Due to some sort of data mis-handling, morphometric data that was previously taken for thousands (seriously, THOUSANDS) of Pacific oysters in 2014 was found to be incorrect. Unfortunately, there’s not enough of a “paper trail” to back track to see what/where things might have gone wrong to try to fix the issues. Essentially, they all had to be re-measured!
The one good thing is that all of the oysters were photographed at the time of sampling (along with a ruler), which allows us to go back and measure them.
I re-measured them all using the free imaging software ImageJ.
Oyster measurements taken were length and width. For length, the oyster was measured from hinge to the leading edge of the shell, attempting to measure as close to the theoretical center line of the oyster as possible, while also capturing the two points furthest from each other. The width was measured at the apparent widest part of the oyster and attempted to be perpendicular to the length measurement line.
Each image with the measurement lines was saved as a .tif file and the filename appended with “measured”. Additionally, each image produced a corresponding Excel file named CgOA_measurements_bag_info.xls, where “bag_info” contains information regarding the oysters in that set.
Images were measured by setting the pixel scale using 100mm (10cm) measurement on each image via the ruler in the image. Images were greatly enlarged when setting the scale to improve scale accuracy. Some images did not contain a ruler. Instead, the scale was set using the length of a weigh boat: 89mm (8.9cm). Weigh boat size was gathered from manufacturer specs: VWR Cat#89106-768 (8.9cm x 8.9cm x 2.5cm). Files corresponding to these sets of measurements are appended with “no_ruler” in the filename. The sample sets that were measured in this fashion were oyster bags:
The measured images and the individual Excel files were uploaded to the following Dropbox location: Dropbox/Friedman Lab/Carolyn Lab/Manuscripts/2016/Cg OA selection/Data/Sam DATA.
Data from the individual files was aggregated in the following spreadsheet in Dropbox: Dropbox/Friedman Lab/Carolyn Lab/Manuscripts/2016/Cg OA selection/Data/Sam DATA/files to merge/Cg OA selection 9mo sampling All 3 sites_survival data_ FOR SAM to add L and W data.xlsx
Data is still missing (i.e. no labelled image file was present) for the following oysters:
- 458 21-37
- 486 1-20
- 556 20-45
- 588 1-19
Here’s a quick summary of the amount of data I gathered.
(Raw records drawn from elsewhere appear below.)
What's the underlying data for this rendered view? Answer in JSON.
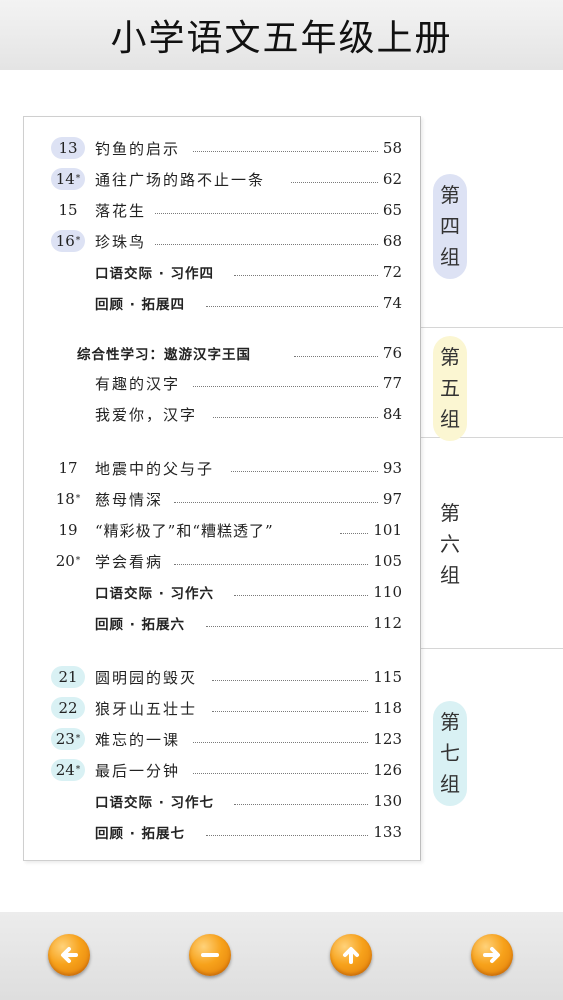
{
  "header": {
    "title": "小学语文五年级上册"
  },
  "toc": {
    "group4": {
      "label": "第四组",
      "color": "#dde2f4",
      "entries": [
        {
          "num": "13",
          "star": "",
          "title": "钓鱼的启示",
          "page": "58",
          "num_bg": "#dde2f4"
        },
        {
          "num": "14",
          "star": "*",
          "title": "通往广场的路不止一条",
          "page": "62",
          "num_bg": "#dde2f4"
        },
        {
          "num": "15",
          "star": "",
          "title": "落花生",
          "page": "65",
          "num_bg": ""
        },
        {
          "num": "16",
          "star": "*",
          "title": "珍珠鸟",
          "page": "68",
          "num_bg": "#dde2f4"
        },
        {
          "num": "",
          "star": "",
          "title": "口语交际 · 习作四",
          "page": "72",
          "num_bg": ""
        },
        {
          "num": "",
          "star": "",
          "title": "回顾 · 拓展四",
          "page": "74",
          "num_bg": ""
        }
      ]
    },
    "group5": {
      "label": "第五组",
      "color": "#fbf6d2",
      "entries": [
        {
          "title": "综合性学习：遨游汉字王国",
          "page": "76"
        },
        {
          "title": "有趣的汉字",
          "page": "77"
        },
        {
          "title": "我爱你，汉字",
          "page": "84"
        }
      ]
    },
    "group6": {
      "label": "第六组",
      "color": "#ffffff",
      "entries": [
        {
          "num": "17",
          "star": "",
          "title": "地震中的父与子",
          "page": "93"
        },
        {
          "num": "18",
          "star": "*",
          "title": "慈母情深",
          "page": "97"
        },
        {
          "num": "19",
          "star": "",
          "title": "“精彩极了”和“糟糕透了”",
          "page": "101"
        },
        {
          "num": "20",
          "star": "*",
          "title": "学会看病",
          "page": "105"
        },
        {
          "num": "",
          "star": "",
          "title": "口语交际 · 习作六",
          "page": "110"
        },
        {
          "num": "",
          "star": "",
          "title": "回顾 · 拓展六",
          "page": "112"
        }
      ]
    },
    "group7": {
      "label": "第七组",
      "color": "#d9f1f4",
      "entries": [
        {
          "num": "21",
          "star": "",
          "title": "圆明园的毁灭",
          "page": "115",
          "num_bg": "#d9f1f4"
        },
        {
          "num": "22",
          "star": "",
          "title": "狼牙山五壮士",
          "page": "118",
          "num_bg": "#d9f1f4"
        },
        {
          "num": "23",
          "star": "*",
          "title": "难忘的一课",
          "page": "123",
          "num_bg": "#d9f1f4"
        },
        {
          "num": "24",
          "star": "*",
          "title": "最后一分钟",
          "page": "126",
          "num_bg": "#d9f1f4"
        },
        {
          "num": "",
          "star": "",
          "title": "口语交际 · 习作七",
          "page": "130",
          "num_bg": ""
        },
        {
          "num": "",
          "star": "",
          "title": "回顾 · 拓展七",
          "page": "133",
          "num_bg": ""
        }
      ]
    }
  },
  "nav": {
    "buttons": [
      {
        "icon": "arrow-left-icon"
      },
      {
        "icon": "minus-icon"
      },
      {
        "icon": "arrow-up-icon"
      },
      {
        "icon": "arrow-right-icon"
      }
    ]
  }
}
I’ll provide details of how I used ImageJ to not only measure the samples, but also create a more reproducible means of following the data acquisition process so that we can improve our ability to follow the “paper trail” from who acquired the data, how they acquired it, and allow people to easily review that data. This way, once all this data is transposed to some master spreadsheet, it will still be granularly accessible for any future troubleshooting that might be needed. I’ll do this in a separate post .
So, what did this work produce and how did I determine this information?
Using Bash (i.e. command line in Terminal):
Count the number of image files analyzed (i.e. saved) by ImageJ:
ls -1 *.tif | wc -l 163
Count the number of spreadsheet files produced by ImageJ:
ls -1 CgOA*.xls | wc -l 164
Well, there’s an odd discrepancy. These should be the same number. However, if anything were off, I’d expect the number of images to be greater in number than the Excel files. That would indicate I went through the measuring process, but neglected to save the data. However, this suggests that there’s an “extra” Excel file. It’s possible that I accidentally saved the image to a different location by accident. Will look into this…
Count the number of measurements taken. This will be a two step process.
First, aggregate all the data from the individual data files into a single file:
for i in CgOA*.xls; do awk 'NR>1' "$i" >> all_measures.csv; done
The code above uses a for loop to look at each Excel file (files beginning with “CgOA” and ending with “.xls”). Each file ($i) is passed to the program awk, which concatenates/appends the contents of the file (excluding the header line; NR>1) to a new file (all_measures.csv).
Next, count the number of lines (i.e. measurements) in the all_measures.csv file:
wc -l < all_measures.csv 5251
Whoa! That’s pretty remarkable. Over 5000 individual measurements were recorded (length and width for each oyster). That means there were over 2600 oysters!!!
Hopefully we won’t have to re-measure these guys a third time!